JRF commissioned the survey "due to a lack of official statistics" which the Department for Work and Pensions could not accurately collect as a result of the pandemic.
One woman in Fife told how she broke down in tears when her five-year-old child asked why they "couldn't get more food". Laura Millar, of Fife Gingerbread, said her organisation was experiencing an increased need for crisis support for food and fuel, while Peter Kelly of the Poverty Alliance said the report represented "a failure of compassion and justice on the part of our politicians".
The research is launched to mark the start of Challenge Poverty Week and report authors have raised concerns about the potential impacts as the winter draws in.
JRF says both the UK and Scottish governments must "treat the cost-of-living crisis as seriously as the Covid pandemic" by making more financial support available and advertising what help there is "more vigorously".
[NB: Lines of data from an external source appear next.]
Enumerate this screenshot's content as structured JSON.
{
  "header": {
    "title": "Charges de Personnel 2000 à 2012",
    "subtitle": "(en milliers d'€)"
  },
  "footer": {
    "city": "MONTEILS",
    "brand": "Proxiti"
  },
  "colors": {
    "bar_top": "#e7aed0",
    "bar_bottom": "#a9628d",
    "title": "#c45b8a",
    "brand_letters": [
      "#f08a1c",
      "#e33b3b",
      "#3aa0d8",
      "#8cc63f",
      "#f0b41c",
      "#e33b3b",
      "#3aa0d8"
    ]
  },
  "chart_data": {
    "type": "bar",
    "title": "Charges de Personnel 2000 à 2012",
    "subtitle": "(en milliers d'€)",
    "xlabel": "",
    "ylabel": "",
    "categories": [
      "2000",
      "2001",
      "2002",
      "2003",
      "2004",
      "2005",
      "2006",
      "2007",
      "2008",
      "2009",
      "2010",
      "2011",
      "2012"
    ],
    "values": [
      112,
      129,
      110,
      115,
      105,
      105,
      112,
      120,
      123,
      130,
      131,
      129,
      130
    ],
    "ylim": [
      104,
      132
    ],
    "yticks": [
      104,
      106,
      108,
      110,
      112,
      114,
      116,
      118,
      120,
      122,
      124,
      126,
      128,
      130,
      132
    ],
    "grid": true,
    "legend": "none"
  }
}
Low-income families on means-tested benefits are said to face a £450 cash gap even after the UK Government's energy price guarantee. More support is available to eligible families in Scotland, but Chris Birt of JRF said: "While the UK Government's immoral abandonment of those who need the support most is indefensible, people are now looking to the Scottish Government for support and they deserve no less.
"As part of that, the Scottish Government must not copy the UK Government’s approach to cuts to income tax and Land and Buildings Transaction Tax and use the additional revenues to ease the cost of living pressures on low-income families. Like in Covid-19, we as a society can, and should, contribute to ensuring that those who have the least have the support that they need."